The U.S. is roundly condemned for our environmental stance under President Trump. Do the facts support this? Isaac Orr, a research fellow at the Heartland Institute, argued in a July 18, 2017, opinion piece in the Wall Street Journal that in fact, the opposite is true, that environmental super-star, Germany, achieves miniscule environmental progress and at a substantial price.
At the recent closing of the Group of 20 summit in Hamburg, German Chancellor Angela Merkel chided Trump for having removed the U.S. from that Paris accord. However, as Orr describes it, “the German people will benefit far more from the American president’s focus on facilitating U.S. energy production and boosting exports than from Mrs. Merkel’s climate policies, which have increased residential electricity prices for German households and failed to achieve any meaningful reductions in fossil-fuel consumption or carbon-dioxide emissions. We must also note, much of America’s explosion in energy production is in low-carbon natural gas.
“Germany has developed a reputation as a green-energy superpower, but in many respects it isn’t.
“All told, Germany derived more than 80% of its total energy consumption from fossil fuels. (fossil fuels meet 81 percent of U.S. energy demand, according to the U.S. Energy Information Administration (EIA).
Orr notes that the Germans are aided by Trump’s opening up the energy supply which drives down prices. The Germans imported $74 billion worth of oil in 2013, at $108 per barrel. However fracking has supplied the market since that time with so much oil that it now sells for around $47 per barrel saving that nation $42 billion per year, and their average home $1,100.
“Ms. Merkel’s climate and energy policies have caused residential electricity prices in Germany to spike by approximately 47% since 2006, costing the average German household about $380 more a year. The higher prices are largely due to a 10-fold increase in renewable-energy surcharges that guarantee returns for the wind and solar-power industries. These surcharges now make up 23% of German residential electric bills.

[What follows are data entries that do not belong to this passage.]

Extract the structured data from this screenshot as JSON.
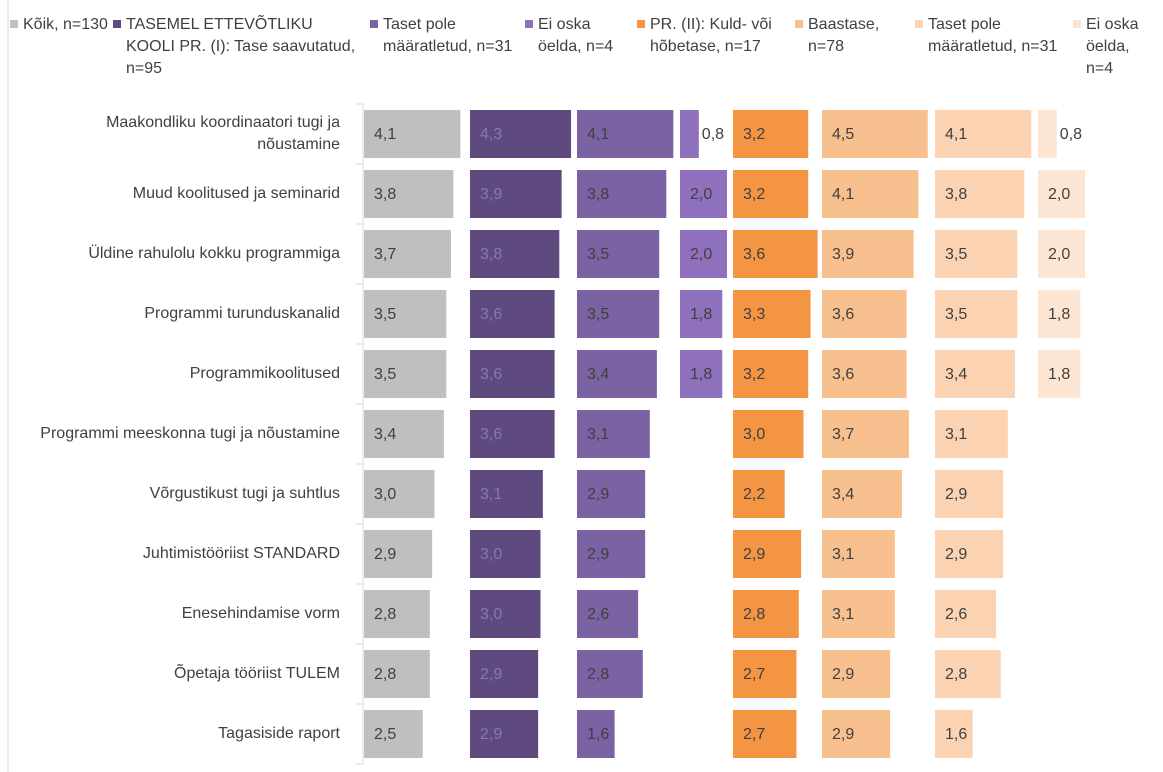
{
  "chart_data": {
    "type": "bar",
    "categories": [
      "Maakondliku koordinaatori tugi ja nõustamine",
      "Muud koolitused ja seminarid",
      "Üldine rahulolu kokku programmiga",
      "Programmi turunduskanalid",
      "Programmikoolitused",
      "Programmi meeskonna tugi ja nõustamine",
      "Võrgustikust tugi ja suhtlus",
      "Juhtimistööriist STANDARD",
      "Enesehindamise vorm",
      "Õpetaja tööriist TULEM",
      "Tagasiside raport"
    ],
    "series": [
      {
        "name": "Kõik, n=130",
        "color": "#bfbfbf",
        "values": [
          4.1,
          3.8,
          3.7,
          3.5,
          3.5,
          3.4,
          3.0,
          2.9,
          2.8,
          2.8,
          2.5
        ],
        "value_labels": [
          "4,1",
          "3,8",
          "3,7",
          "3,5",
          "3,5",
          "3,4",
          "3,0",
          "2,9",
          "2,8",
          "2,8",
          "2,5"
        ]
      },
      {
        "name": "TASEMEL ETTEVÕTLIKU KOOLI PR. (I): Tase saavutatud, n=95",
        "color": "#5e4a7e",
        "values": [
          4.3,
          3.9,
          3.8,
          3.6,
          3.6,
          3.6,
          3.1,
          3.0,
          3.0,
          2.9,
          2.9
        ],
        "value_labels": [
          "4,3",
          "3,9",
          "3,8",
          "3,6",
          "3,6",
          "3,6",
          "3,1",
          "3,0",
          "3,0",
          "2,9",
          "2,9"
        ]
      },
      {
        "name": "Taset pole määratletud, n=31",
        "color": "#7b62a3",
        "values": [
          4.1,
          3.8,
          3.5,
          3.5,
          3.4,
          3.1,
          2.9,
          2.9,
          2.6,
          2.8,
          1.6
        ],
        "value_labels": [
          "4,1",
          "3,8",
          "3,5",
          "3,5",
          "3,4",
          "3,1",
          "2,9",
          "2,9",
          "2,6",
          "2,8",
          "1,6"
        ]
      },
      {
        "name": "Ei oska öelda, n=4",
        "color": "#8e70bd",
        "values": [
          0.8,
          2.0,
          2.0,
          1.8,
          1.8,
          null,
          null,
          null,
          null,
          null,
          null
        ],
        "value_labels": [
          "0,8",
          "2,0",
          "2,0",
          "1,8",
          "1,8",
          null,
          null,
          null,
          null,
          null,
          null
        ]
      },
      {
        "name": "PR. (II): Kuld- või hõbetase, n=17",
        "color": "#f39542",
        "values": [
          3.2,
          3.2,
          3.6,
          3.3,
          3.2,
          3.0,
          2.2,
          2.9,
          2.8,
          2.7,
          2.7
        ],
        "value_labels": [
          "3,2",
          "3,2",
          "3,6",
          "3,3",
          "3,2",
          "3,0",
          "2,2",
          "2,9",
          "2,8",
          "2,7",
          "2,7"
        ]
      },
      {
        "name": "Baastase, n=78",
        "color": "#f8c08f",
        "values": [
          4.5,
          4.1,
          3.9,
          3.6,
          3.6,
          3.7,
          3.4,
          3.1,
          3.1,
          2.9,
          2.9
        ],
        "value_labels": [
          "4,5",
          "4,1",
          "3,9",
          "3,6",
          "3,6",
          "3,7",
          "3,4",
          "3,1",
          "3,1",
          "2,9",
          "2,9"
        ]
      },
      {
        "name": "Taset pole määratletud, n=31",
        "color": "#fbd3b3",
        "values": [
          4.1,
          3.8,
          3.5,
          3.5,
          3.4,
          3.1,
          2.9,
          2.9,
          2.6,
          2.8,
          1.6
        ],
        "value_labels": [
          "4,1",
          "3,8",
          "3,5",
          "3,5",
          "3,4",
          "3,1",
          "2,9",
          "2,9",
          "2,6",
          "2,8",
          "1,6"
        ]
      },
      {
        "name": "Ei oska öelda, n=4",
        "color": "#fde5d3",
        "values": [
          0.8,
          2.0,
          2.0,
          1.8,
          1.8,
          null,
          null,
          null,
          null,
          null,
          null
        ],
        "value_labels": [
          "0,8",
          "2,0",
          "2,0",
          "1,8",
          "1,8",
          null,
          null,
          null,
          null,
          null,
          null
        ]
      }
    ],
    "legend": "top"
  }
}
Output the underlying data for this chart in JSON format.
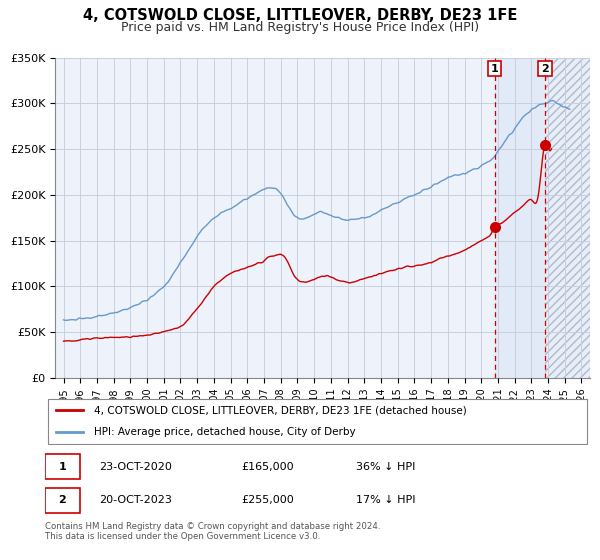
{
  "title": "4, COTSWOLD CLOSE, LITTLEOVER, DERBY, DE23 1FE",
  "subtitle": "Price paid vs. HM Land Registry's House Price Index (HPI)",
  "ylim": [
    0,
    350000
  ],
  "xlim": [
    1994.5,
    2026.5
  ],
  "yticks": [
    0,
    50000,
    100000,
    150000,
    200000,
    250000,
    300000,
    350000
  ],
  "ytick_labels": [
    "£0",
    "£50K",
    "£100K",
    "£150K",
    "£200K",
    "£250K",
    "£300K",
    "£350K"
  ],
  "xticks": [
    1995,
    1996,
    1997,
    1998,
    1999,
    2000,
    2001,
    2002,
    2003,
    2004,
    2005,
    2006,
    2007,
    2008,
    2009,
    2010,
    2011,
    2012,
    2013,
    2014,
    2015,
    2016,
    2017,
    2018,
    2019,
    2020,
    2021,
    2022,
    2023,
    2024,
    2025,
    2026
  ],
  "house_color": "#cc0000",
  "hpi_color": "#6699cc",
  "bg_color": "#eef2fa",
  "grid_color": "#c8d0e0",
  "point1_x": 2020.81,
  "point1_y": 165000,
  "point2_x": 2023.81,
  "point2_y": 255000,
  "vline_color": "#cc0000",
  "shade_color": "#dde8f8",
  "legend_line1": "4, COTSWOLD CLOSE, LITTLEOVER, DERBY, DE23 1FE (detached house)",
  "legend_line2": "HPI: Average price, detached house, City of Derby",
  "table_row1_date": "23-OCT-2020",
  "table_row1_price": "£165,000",
  "table_row1_hpi": "36% ↓ HPI",
  "table_row2_date": "20-OCT-2023",
  "table_row2_price": "£255,000",
  "table_row2_hpi": "17% ↓ HPI",
  "footer": "Contains HM Land Registry data © Crown copyright and database right 2024.\nThis data is licensed under the Open Government Licence v3.0."
}
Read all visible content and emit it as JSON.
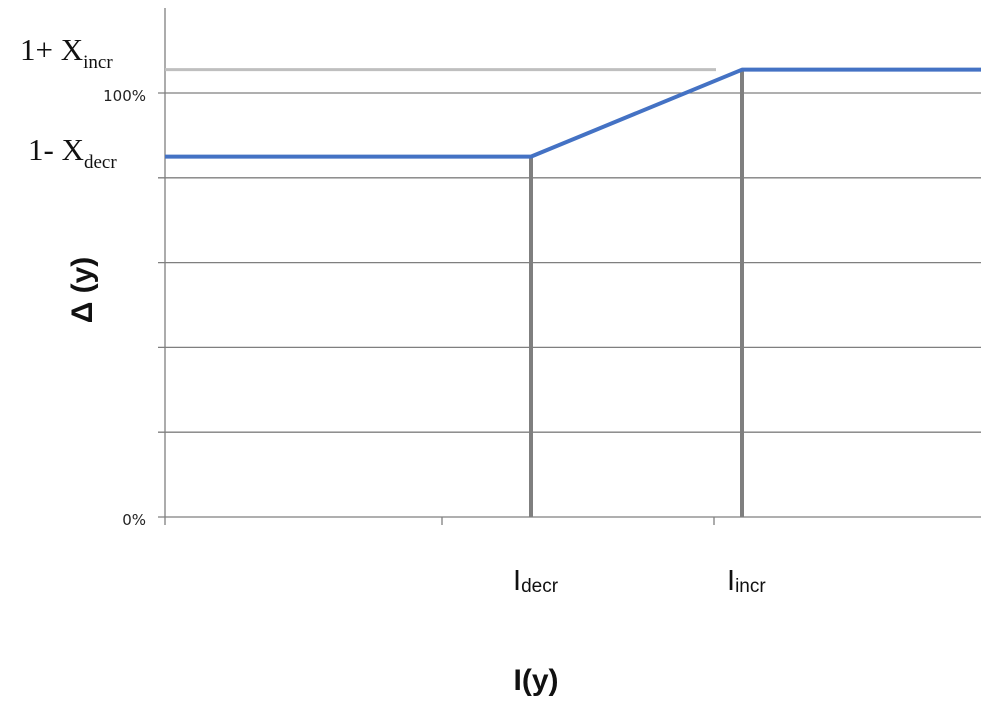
{
  "chart_data": {
    "type": "line",
    "xlabel": "I(y)",
    "ylabel": "Δ (y)",
    "y_ticks": [
      "0%",
      "100%"
    ],
    "ylim": [
      0,
      1.15
    ],
    "x_markers": [
      {
        "main": "I",
        "sub": "decr"
      },
      {
        "main": "I",
        "sub": "incr"
      }
    ],
    "y_markers": [
      {
        "main": "1+ X",
        "sub": "incr",
        "value": 1.055
      },
      {
        "main": "1- X",
        "sub": "decr",
        "value": 0.85
      }
    ],
    "series": [
      {
        "color": "#4472c4",
        "points": [
          {
            "x": 0,
            "y": 0.85
          },
          {
            "x": "I_decr",
            "y": 0.85
          },
          {
            "x": "I_incr",
            "y": 1.055
          },
          {
            "x": "max",
            "y": 1.055
          }
        ]
      }
    ],
    "grid": true,
    "colors": {
      "series": "#4472c4",
      "gridline": "#7f7f7f",
      "reference_line": "#bfbfbf",
      "marker_line": "#7f7f7f"
    }
  }
}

“The German people are paying far more for their household energy needs under Ms. Merkel, yet they have little to show for it. Since 2009, when Germany began to pursue renewables aggressively, annual CO2 emissions are down a negligible 0.1%.” This compared to a 14% CO2 emissions drop in the U.S. since 2005, primarily because of abundant and cheap low-carbon natural gas from fracking, which Germany bans.
“Slapping around Mr. Trump, who is deeply unpopular in Germany, might score Ms. Merkel some domestic political points. But if the German leader really wants to help the environment, she might consider scaling back the attacks. Without American energy production and exports, Germany—and the world—would be a dirtier, darker and less efficient place.”
In Orr’s view, Germany should be thankful for U.S. energy. Further, they should say the same for the engineers who developed and are rapidly improving the hydraulic fracking processes which are flooding the U.S. with ever cheaper fuel, including low-carbon natural gas.